Slay the SpireをプレイできるAIを3時間で作成したエンジニアが構築方法を語る
Amazonの従業員であるバンジョー・オバヨミ氏がローグライクデッキ構築ゲームのSlay the SpireをプレイできるAIを3時間で構築し、どうやって構築したのかという解説記事を投稿しました。
Community | I Built an LLM Bot in 3 hours to Conquer Slay the Spire
https://community.aws/content/2esiarYrF0xRNOMPj0god4ikRzw/i-built-an-llm-bot-in-3-hours-to-conquer-slay-the-spire
Slay the Spireは200枚以上のカードと50以上の敵やイベントを備えたゲームで、プレイするたびに毎回状況が変化してリプレイ性が高いことなどから高い人気を集めています。
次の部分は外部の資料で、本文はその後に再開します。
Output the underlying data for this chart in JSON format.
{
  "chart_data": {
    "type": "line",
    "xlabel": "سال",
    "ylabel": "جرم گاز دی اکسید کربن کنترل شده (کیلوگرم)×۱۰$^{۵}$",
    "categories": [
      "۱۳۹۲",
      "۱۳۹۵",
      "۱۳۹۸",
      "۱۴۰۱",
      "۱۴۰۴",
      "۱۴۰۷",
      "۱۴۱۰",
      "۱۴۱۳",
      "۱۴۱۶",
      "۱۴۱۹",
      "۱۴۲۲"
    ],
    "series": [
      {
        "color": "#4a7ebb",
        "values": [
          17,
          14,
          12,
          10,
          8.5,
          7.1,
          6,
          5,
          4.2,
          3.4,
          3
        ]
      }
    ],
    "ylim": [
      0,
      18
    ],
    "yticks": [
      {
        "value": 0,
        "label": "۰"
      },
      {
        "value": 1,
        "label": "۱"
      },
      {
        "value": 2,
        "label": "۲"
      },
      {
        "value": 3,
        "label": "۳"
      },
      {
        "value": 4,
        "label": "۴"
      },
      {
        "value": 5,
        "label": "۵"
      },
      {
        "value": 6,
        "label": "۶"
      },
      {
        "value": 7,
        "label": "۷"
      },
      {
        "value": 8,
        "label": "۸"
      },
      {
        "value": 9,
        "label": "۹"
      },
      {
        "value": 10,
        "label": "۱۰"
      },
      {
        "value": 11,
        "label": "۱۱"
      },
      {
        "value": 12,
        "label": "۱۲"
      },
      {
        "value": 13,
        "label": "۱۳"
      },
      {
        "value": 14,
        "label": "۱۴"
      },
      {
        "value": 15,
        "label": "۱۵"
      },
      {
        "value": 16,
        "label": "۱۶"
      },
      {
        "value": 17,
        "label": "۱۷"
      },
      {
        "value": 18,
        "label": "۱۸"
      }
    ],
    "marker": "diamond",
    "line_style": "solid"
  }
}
オバヨミ氏もSlay the Spireを160時間以上プレイした愛好家であり、2025年登場予定となっている続編を待つ間にSlay the SpireをプレイできるAIを作成しようと思い立ったそうです。
オバヨミ氏がSlay the SpireをプレイするAIについて調べてみると、5年前に作成されたスケルトンプロジェクトを発見。スケルトンプロジェクトにあわせて環境を構築し、問題なく動作することを確認してからオバヨミ氏はAmazon Qを使用して「このコードは何をするコードですか?」とコードの説明を依頼しました。Amazon Qの返答によってAIの中身である大規模言語モデル(LLM)をコードのどこに組み込めば良いのかが分かり、スムーズに作業を始めることができたとのこと。
Slay the Spireには大きく分けて「部屋の選択」フェーズと「戦闘」フェーズがありますが、オバヨミ氏はまず戦闘フェーズに焦点を当て、LLMにゲームの状態データを渡して次に実行するアクションを決めさせることにしました。ゲームの情報を格納しているクラスには文字列として状態を出力する機能が実装されていなかったため、Amazon Qに関連するゲーム状態情報を抽出するコードを生成してもらって対応しました。
Amazon Qはコードの理解や生成には優れているものの、システムプロンプトの設計においてはオバヨミ氏の満足できる出力を行わなかったとのこと。「コードの理解・デバッグ・生成以外のタスクは別のLLM製品を使う方が良いかもしれない」とオバヨミ氏は述べました。
オバヨミ氏はLLMとしてAmazon BedrockのClaude Haikuを使用することにしました。コードを動作させるとAIが有効なアクションを生成し、自律的にゲームをプレイし始めましたが、しばらくするとクラッシュしてしまった模様。
オバヨミ氏はアクションを行う関数を調べ、カードが無効なターゲットを選択する可能性があるバグを発見。Amazon Qにエラーの解決を依頼すると例外を出力するためのコードを生成し、オバヨミ氏は出力されたコードを元に状況を適切に処理するためのコードを書きました。
こうしてオバヨミ氏はプロジェクト開始から3時間でClaude HaikuにSlay the Spireをプレイさせることに成功しました。元となるコードがあったとは言え、5年前に書かれた他人のコードをすぐに理解して更新・デバッグしていけたのはAmazon Qのおかげとのこと。
Claude Haikuは3体のボスのうち2番目のボスまで到達できたとのこと。ボスを倒すためにはカードの選択やコンボの選択などの長期計画が必要なので、今後はClaude Opusを利用して一般的な戦略を行えるようプロンプトを改善してみるとオバヨミ氏は述べました。